A Espanha chega ao SoFi Stadium com um zero na coluna de gols sofridos e o recorde histórico de invencibilidade da meta em Copas do Mundo. A Bélgica chega com um ataque renascido, uma mágoa de 46 anos e um número de 21,5% que nosso modelo se recusa a tratar como formalidade. Quem vencer pega a França — que, discretamente, virou nossa favorita ao título.

O zero é a história
Cinco jogos. Zero gols sofridos. A Espanha já disputou mais de 450 minutos de futebol na Copa do Mundo de 2026 — 0 a 0 com Cabo Verde, 4 a 0 na Arábia Saudita, 1 a 0 no Uruguai, 3 a 0 na Áustria, 1 a 0 em Portugal — e ninguém conseguiu vazar Unai Simón.
A sequência agora é literalmente histórica.
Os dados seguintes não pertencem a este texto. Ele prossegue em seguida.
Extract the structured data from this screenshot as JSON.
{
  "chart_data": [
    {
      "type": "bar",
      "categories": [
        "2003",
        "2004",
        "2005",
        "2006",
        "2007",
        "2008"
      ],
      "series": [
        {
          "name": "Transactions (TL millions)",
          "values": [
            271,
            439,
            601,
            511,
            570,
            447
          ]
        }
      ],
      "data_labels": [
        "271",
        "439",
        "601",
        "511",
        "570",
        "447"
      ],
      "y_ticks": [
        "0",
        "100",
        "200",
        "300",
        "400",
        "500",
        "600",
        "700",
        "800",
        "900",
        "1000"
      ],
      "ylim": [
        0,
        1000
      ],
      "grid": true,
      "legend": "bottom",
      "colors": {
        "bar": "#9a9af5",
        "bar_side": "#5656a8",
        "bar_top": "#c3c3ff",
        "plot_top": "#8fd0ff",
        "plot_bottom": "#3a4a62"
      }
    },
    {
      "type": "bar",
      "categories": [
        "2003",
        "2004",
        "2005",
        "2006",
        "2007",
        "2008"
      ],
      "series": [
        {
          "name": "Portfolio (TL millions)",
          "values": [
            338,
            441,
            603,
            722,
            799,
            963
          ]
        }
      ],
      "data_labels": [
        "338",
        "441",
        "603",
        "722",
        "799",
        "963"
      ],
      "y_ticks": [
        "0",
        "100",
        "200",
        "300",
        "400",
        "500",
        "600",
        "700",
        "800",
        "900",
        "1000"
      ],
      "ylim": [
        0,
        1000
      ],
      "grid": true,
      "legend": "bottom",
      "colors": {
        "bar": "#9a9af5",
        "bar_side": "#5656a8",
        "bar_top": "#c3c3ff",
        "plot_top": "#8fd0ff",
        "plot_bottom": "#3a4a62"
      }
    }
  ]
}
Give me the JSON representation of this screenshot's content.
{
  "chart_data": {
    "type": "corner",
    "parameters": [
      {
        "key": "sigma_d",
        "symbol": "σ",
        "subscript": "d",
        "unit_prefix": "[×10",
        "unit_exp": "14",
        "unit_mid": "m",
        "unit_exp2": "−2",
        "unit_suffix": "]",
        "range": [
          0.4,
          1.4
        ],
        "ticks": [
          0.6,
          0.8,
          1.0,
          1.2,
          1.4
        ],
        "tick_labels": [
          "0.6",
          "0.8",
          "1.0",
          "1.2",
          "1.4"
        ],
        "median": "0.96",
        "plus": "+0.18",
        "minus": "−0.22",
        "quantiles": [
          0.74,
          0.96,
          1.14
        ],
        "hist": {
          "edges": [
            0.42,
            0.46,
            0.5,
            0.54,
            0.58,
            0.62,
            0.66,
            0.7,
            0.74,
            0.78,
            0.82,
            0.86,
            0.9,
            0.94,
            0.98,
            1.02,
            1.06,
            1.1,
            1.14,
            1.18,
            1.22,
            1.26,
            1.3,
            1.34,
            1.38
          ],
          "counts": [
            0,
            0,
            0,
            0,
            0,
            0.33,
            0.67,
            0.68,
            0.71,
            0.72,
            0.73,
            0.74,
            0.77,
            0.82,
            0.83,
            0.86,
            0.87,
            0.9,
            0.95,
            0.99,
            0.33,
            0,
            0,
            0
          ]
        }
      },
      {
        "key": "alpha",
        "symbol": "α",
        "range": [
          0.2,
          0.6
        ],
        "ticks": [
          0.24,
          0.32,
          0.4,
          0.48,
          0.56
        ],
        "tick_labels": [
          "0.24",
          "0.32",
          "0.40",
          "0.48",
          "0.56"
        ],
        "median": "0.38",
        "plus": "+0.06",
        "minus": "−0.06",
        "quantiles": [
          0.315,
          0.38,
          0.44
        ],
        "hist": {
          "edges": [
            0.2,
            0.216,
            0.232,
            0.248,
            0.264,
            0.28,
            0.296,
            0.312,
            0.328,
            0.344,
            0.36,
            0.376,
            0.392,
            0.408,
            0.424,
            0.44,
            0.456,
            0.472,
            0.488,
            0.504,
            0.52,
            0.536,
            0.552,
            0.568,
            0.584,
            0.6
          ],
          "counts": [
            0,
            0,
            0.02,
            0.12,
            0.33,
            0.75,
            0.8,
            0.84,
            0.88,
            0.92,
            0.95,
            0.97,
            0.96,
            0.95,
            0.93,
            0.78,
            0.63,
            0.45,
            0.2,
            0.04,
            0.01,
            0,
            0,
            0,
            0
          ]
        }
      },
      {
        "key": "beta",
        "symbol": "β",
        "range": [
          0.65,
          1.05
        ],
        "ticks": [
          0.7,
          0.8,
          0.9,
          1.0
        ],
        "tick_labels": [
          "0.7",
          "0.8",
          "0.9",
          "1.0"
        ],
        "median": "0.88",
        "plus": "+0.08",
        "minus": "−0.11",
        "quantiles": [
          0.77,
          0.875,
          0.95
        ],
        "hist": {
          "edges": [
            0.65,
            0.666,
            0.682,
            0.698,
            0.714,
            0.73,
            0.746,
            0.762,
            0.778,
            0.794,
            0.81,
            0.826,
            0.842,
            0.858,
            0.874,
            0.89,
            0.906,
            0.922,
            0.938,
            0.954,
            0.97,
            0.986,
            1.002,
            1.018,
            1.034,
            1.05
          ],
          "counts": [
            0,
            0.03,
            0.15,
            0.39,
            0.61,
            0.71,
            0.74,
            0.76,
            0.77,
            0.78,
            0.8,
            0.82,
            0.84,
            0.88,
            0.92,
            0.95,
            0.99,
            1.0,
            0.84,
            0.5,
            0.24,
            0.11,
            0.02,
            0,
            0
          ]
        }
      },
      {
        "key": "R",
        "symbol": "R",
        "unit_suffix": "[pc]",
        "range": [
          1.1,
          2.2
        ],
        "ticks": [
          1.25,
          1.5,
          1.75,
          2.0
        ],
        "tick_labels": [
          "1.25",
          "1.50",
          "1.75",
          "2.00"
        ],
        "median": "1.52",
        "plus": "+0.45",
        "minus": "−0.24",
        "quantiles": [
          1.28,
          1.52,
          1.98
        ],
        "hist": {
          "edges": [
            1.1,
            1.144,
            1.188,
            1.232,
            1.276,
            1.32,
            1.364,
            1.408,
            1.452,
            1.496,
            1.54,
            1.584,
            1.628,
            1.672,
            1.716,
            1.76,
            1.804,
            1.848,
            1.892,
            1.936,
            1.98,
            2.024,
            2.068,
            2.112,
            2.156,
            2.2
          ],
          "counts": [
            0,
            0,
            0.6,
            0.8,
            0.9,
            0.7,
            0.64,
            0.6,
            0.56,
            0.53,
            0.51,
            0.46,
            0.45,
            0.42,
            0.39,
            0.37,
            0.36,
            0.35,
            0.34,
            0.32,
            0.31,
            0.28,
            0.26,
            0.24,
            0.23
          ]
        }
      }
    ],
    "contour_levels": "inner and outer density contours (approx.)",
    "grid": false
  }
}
Simón superou o recorde de 36 anos de Walter Zenga em Copas do Mundo, de 517 minutos consecutivos sem sofrer gols, durante a vitória sobre a Áustria em 2 de julho, chegando a 519, e entra nas quartas de final desta noite com 609 minutos. Como a Espanha também encerrou a Copa de 2022 sem ser vazada, é a primeira seleção da história dos Mundiais com seis jogos seguidos sem sofrer gols no torneio. Amplie o zoom e a coisa fica absurda: 36 jogos oficiais de invencibilidade desde março de 2023 — o 1 a 0 sobre o Uruguai em 26 de junho marcou o 34º, quebrando o recorde histórico do Brasil de 1993–98 em partidas oficiais do futebol de seleções.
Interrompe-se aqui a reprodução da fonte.